ヒプノセラピストの風湖です。
「灯りを消すほうがよく見えることがある」
これは、ユング派の心理療法家、河合隼雄さんの言葉です。
河合隼雄先生が子供の頃に読んだ話で、とても記憶に残っている逸話があったそうです。
「あたりが暗くなって方向がわからなくなった漁船が、このままでは帰ることができないと必死になって灯りを掲げて方向を知ろうとするが見当もつかなくて困っていた。
そのうち、知恵のある者が「灯りを消せ」と言ったので、言われた通りにすると、辺りは真っ暗闇で何も見えなくなった。

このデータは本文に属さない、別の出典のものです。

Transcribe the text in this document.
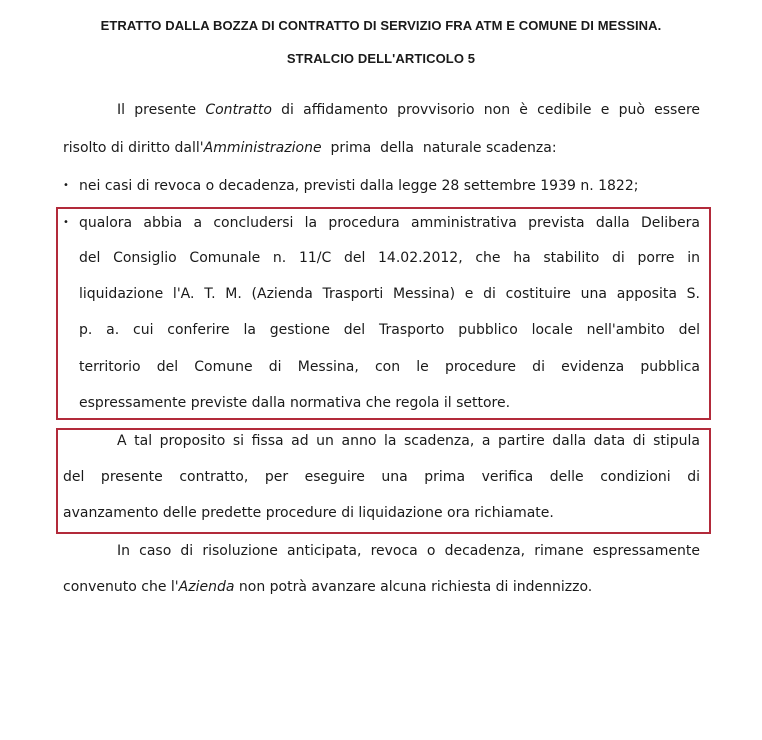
ETRATTO DALLA BOZZA DI CONTRATTO DI SERVIZIO FRA ATM E COMUNE DI MESSINA.
STRALCIO DELL'ARTICOLO 5
Il presente Contratto di affidamento provvisorio non è cedibile e può essere
risolto di diritto dall'Amministrazione  prima  della  naturale scadenza:
• nei casi di revoca o decadenza, previsti dalla legge 28 settembre 1939 n. 1822;
• qualora abbia a concludersi la procedura amministrativa prevista dalla Delibera
del Consiglio Comunale n. 11/C del 14.02.2012, che ha stabilito di porre in
liquidazione l'A. T. M. (Azienda Trasporti Messina) e di costituire una apposita S.
p. a. cui conferire la gestione del Trasporto pubblico locale nell'ambito del
territorio del Comune di Messina, con le procedure di evidenza pubblica
espressamente previste dalla normativa che regola il settore.
A tal proposito si fissa ad un anno la scadenza, a partire dalla data di stipula
del presente contratto, per eseguire una prima verifica delle condizioni di
avanzamento delle predette procedure di liquidazione ora richiamate.
In caso di risoluzione anticipata, revoca o decadenza, rimane espressamente
convenuto che l'Azienda non potrà avanzare alcuna richiesta di indennizzo.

しかし、そのうちに目が慣れてくると、遠くの方に浜の明かりがボーッと見えてきて、そこで帰る道がわかり、帰ることができた」
という話です。
この漁船の話にもあるように、自分が暗闇に迷い込んだとき、むしろ灯りを消して、「この不運にもなにか意味があるのだ」と、自分の境遇を受け止め、自分で考えて考えて苦しんだ先に、遠くに進むべき方向が薄明かりと共に見えてくることがあるのです。
人生の闇の中になにかの意味を見い出し、遠い目標を見つける勇気を持ちましょう。